Exposure to opioids in the womb affects the development of important circuits in the brain and spinal cord that control breathing, new University of Oregon research shows.
The study, led by Adrianne Huxtable in the UO’s Department of Human Physiology and Institute of Neuroscience, was recently published in Frontiers in Physiology. Its findings could lead to better treatments and interventions for at-risk infants.
As opioid use has risen in the United States, so too has the number of infants exposed to the addictive drugs during pregnancy. Those babies often experience withdrawal symptoms after birth, and some experience longer-term health problems.
Huxtable’s lab focuses on how the brain and spinal cord control breathing. Opioids slow breathing and heart rate, and opioid-exposed infants often have breathing difficulties, among other symptoms. But it’s difficult to pick apart exactly how opioids affect the formation of the neural circuits that control breathing, Huxtable said, since exposure can cause cascading effects on development.
“We know opioids can derail other aspects of neural development,” said Huxtable, who is part of the College of Arts and Sciences. “We want to start to tease out whether these breathing deficits come from opioids at the beginning of development or if they are also shaping circuits later.”
Researchers exposed pregnant rats to opioids around the time rhythmic respiratory activity begins in the fetus. This rhythmic activity, which is a relatively late-term development, is a prerequisite for breathing outside the womb. By the time it starts, many other key neural circuits have already formed.
Then, the team isolated parts of the breathing-related neural circuitry from the offspring and studied them in a dish for five days. Those neurons will continue to work outside the body, even though oxygen isn’t being exchanged, Huxtable explained. Researchers found that opioids hung around in the nervous systems of neonatal rats exposed in the uterus, impairing respiratory control in the first few days after birth.
One area of interest was the primary respiratory rhythm generator, the part of the brainstem that keeps breathing steady without conscious thought.
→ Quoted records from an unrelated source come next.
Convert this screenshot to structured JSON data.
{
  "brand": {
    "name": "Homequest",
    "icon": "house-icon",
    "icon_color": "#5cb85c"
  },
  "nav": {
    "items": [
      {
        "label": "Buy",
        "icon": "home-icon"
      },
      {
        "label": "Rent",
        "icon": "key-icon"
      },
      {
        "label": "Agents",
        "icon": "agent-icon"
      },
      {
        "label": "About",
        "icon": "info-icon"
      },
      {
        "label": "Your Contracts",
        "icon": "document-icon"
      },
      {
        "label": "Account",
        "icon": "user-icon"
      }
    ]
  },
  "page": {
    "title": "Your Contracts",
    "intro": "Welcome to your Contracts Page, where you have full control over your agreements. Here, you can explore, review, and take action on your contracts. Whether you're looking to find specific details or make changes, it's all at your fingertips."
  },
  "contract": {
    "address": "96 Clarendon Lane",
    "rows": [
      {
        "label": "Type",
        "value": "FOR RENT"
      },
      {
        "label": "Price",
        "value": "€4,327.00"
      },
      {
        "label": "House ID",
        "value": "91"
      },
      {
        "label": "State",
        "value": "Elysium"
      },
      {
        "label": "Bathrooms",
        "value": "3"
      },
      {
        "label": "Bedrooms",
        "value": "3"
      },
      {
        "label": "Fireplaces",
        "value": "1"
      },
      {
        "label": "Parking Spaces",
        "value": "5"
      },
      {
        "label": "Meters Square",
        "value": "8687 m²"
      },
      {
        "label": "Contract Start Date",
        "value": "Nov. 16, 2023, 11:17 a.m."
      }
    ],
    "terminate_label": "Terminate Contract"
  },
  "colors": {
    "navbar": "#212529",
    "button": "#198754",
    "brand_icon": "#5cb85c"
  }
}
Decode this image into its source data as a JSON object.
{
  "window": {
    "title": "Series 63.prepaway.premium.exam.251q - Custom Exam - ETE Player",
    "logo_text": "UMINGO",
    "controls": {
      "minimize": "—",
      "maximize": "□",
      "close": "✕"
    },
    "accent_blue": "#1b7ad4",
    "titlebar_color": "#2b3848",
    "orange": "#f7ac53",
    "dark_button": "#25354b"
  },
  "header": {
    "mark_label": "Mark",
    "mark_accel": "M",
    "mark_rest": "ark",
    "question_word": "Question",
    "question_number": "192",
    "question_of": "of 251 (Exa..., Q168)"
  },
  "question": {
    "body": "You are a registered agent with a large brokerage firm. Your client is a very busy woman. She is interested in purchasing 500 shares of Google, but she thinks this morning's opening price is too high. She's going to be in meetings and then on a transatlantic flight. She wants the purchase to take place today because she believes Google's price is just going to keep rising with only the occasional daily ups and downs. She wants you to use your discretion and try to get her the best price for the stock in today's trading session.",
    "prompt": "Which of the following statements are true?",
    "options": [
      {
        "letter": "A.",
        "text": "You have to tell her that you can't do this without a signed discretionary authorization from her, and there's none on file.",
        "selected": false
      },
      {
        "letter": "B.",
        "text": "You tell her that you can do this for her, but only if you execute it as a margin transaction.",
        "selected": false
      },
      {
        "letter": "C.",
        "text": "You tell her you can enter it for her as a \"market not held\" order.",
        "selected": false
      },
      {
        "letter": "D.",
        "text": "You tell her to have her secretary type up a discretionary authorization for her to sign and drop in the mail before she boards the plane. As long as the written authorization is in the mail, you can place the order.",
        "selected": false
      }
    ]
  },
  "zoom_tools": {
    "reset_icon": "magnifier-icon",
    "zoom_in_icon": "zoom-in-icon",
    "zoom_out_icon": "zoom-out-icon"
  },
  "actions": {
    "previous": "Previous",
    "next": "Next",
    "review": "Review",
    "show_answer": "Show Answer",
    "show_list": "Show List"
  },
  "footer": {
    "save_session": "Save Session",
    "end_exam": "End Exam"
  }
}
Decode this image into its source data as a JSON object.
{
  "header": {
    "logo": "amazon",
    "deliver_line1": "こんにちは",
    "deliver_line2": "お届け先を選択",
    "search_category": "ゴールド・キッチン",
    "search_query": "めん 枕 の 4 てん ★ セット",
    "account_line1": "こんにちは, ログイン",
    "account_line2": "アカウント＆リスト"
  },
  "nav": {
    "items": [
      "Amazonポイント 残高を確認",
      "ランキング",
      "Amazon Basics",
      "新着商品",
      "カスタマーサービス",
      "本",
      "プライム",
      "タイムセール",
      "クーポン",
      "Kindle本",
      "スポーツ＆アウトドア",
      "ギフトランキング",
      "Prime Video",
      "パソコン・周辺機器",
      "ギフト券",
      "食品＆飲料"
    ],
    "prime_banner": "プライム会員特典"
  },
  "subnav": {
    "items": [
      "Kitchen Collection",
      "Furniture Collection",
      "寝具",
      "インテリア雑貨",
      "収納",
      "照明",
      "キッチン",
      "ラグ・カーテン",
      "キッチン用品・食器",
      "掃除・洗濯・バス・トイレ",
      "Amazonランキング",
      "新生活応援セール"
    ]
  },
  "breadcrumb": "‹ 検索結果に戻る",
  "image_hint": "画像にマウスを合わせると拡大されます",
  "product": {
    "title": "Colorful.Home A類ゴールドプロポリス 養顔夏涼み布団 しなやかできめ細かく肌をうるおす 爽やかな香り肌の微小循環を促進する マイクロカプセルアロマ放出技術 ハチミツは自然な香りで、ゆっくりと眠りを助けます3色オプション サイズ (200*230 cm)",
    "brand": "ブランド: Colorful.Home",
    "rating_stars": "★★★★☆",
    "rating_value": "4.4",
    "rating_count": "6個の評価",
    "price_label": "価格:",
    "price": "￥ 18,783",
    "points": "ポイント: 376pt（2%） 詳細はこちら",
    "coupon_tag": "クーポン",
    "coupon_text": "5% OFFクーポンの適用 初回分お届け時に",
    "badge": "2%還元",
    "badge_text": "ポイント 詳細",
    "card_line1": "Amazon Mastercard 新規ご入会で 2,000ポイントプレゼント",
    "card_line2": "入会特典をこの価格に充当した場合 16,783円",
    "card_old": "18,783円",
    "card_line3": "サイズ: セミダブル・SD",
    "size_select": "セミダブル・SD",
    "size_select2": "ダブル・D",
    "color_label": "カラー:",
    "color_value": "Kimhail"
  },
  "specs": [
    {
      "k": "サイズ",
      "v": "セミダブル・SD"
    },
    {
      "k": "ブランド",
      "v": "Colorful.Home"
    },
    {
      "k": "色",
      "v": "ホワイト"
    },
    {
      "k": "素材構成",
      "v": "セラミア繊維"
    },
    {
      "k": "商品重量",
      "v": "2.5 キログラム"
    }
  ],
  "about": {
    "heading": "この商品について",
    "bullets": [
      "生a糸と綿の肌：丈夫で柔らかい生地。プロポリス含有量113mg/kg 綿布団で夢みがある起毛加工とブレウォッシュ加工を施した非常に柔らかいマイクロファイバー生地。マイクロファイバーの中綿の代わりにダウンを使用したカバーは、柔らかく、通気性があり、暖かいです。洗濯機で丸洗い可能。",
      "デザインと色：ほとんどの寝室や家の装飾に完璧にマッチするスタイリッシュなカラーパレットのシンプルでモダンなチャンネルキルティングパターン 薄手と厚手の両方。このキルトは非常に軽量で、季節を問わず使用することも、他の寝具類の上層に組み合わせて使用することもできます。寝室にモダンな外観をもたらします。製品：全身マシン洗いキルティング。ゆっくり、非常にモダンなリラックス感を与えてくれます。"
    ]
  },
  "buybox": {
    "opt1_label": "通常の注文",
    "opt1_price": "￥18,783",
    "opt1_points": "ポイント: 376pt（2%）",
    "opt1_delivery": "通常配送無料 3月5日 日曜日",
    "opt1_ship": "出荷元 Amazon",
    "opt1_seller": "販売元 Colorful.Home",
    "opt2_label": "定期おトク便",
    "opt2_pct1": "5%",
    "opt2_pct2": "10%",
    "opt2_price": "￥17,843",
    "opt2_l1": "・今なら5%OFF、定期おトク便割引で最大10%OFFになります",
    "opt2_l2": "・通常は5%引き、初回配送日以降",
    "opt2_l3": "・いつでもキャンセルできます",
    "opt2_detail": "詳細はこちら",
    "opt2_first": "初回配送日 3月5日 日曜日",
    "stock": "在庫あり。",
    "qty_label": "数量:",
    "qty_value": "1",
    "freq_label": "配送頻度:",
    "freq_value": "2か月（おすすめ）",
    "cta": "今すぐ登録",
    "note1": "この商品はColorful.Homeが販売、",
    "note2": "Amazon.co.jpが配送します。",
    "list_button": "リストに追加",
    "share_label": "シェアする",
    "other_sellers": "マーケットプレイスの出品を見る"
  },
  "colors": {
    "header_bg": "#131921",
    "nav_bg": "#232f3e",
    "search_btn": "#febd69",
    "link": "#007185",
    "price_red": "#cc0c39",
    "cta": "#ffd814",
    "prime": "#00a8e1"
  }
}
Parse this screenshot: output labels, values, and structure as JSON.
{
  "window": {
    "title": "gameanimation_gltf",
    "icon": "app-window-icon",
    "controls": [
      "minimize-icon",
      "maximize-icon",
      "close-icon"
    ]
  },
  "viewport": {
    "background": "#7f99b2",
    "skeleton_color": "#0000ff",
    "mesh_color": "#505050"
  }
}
In most people who die from opioid overdoses, this rhythm generator is silenced, so scientists know the drugs affect that mechanism, Huxtable said.
In the experimental rats, the rhythm-regulating circuits were less sensitive to opioids given after birth, suggesting lasting changes from exposure during development.
But just how broad the developmental effects were within respiratory circuits was surprising, Huxtable said. The drugs’ impact went far beyond the respiratory rhythm generator, impairing activity in many of the neural circuits in the central nervous system that control breathing.
“The next step is narrowing down where within these central respiratory networks this is occurring, whether it’s changes in neurons or support cells,” Huxtable said. Her team also hopes to explore whether different opioids have similar effects.
—By Laurel Hamers, University Communications
This work was supported by the Renée James Seed Grant from the University of Oregon and NIH DA054295.